Bizim mevcut yöneticilerimiz ise kongrelerde boy gösterip adamını bir şekilde partilerine eklemleme derdinde. Kentin sorunlarını gece yastığa kafalarını koyduklarında bile düşündüklerini sanmıyorum.
***
Başından beri yazdıklarımı yan yana koyunca iki tablo çıkıyor. Birincisi potansiyel; ikincisi aksayan mekanizma.
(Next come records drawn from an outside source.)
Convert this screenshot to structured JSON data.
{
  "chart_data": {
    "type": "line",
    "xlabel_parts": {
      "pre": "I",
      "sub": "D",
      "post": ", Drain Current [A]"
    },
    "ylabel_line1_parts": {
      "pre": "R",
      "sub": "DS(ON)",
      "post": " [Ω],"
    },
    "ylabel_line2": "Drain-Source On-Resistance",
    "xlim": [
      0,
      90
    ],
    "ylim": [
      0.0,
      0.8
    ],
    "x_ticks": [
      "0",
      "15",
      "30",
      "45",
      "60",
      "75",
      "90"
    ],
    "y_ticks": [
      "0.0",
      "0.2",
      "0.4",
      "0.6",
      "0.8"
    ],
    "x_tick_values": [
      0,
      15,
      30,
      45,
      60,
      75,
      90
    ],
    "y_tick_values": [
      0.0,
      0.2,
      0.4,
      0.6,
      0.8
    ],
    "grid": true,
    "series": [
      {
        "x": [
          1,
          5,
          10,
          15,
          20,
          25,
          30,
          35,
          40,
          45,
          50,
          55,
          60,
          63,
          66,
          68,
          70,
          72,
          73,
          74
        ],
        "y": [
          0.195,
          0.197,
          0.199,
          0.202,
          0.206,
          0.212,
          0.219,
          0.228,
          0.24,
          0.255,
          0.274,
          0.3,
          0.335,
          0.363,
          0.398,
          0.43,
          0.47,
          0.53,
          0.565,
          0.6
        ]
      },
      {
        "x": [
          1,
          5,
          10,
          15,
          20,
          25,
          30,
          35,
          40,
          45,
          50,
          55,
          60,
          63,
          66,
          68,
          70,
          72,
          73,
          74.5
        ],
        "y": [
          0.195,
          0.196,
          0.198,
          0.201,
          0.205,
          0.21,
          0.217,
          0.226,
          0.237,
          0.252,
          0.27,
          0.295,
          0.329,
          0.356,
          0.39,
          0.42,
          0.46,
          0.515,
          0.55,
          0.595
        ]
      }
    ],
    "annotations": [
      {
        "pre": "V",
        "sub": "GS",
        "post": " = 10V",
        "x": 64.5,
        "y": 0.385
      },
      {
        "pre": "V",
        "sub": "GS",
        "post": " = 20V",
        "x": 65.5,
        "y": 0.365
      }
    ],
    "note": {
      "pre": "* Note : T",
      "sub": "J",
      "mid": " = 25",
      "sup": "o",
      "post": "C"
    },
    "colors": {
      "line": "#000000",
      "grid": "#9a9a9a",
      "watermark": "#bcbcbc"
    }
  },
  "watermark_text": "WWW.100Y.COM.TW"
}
Siyasi aktörlerin görevi stadyumdaki taraftarlar gibi tezahürat yapmak değil; düzeltmek, kolaylaştırmak, hesap vermektir. Bürokrasi bariyerlerini yıkmak; yatırımcının, çiftçinin, esnafın işini kolaylaştırmak zorundalar.
Adana’da yaşayan insanlara da büyük görevler düşüyor. Artık inatlaşmayı bırakmalı.
***
Son bir söz. Adana’nın derdi büyük ama Adanalı da büyük. Bu kentin damarlarına akacak parayı, fikri ve emeği doğru yönlendirebilirsek hem proje üretiriz hem insan yetiştiririz. Hem iş veririz hem gelecek vadederiz.
Yarını yok bu işin hemen bugün işe koyulmamız gerek.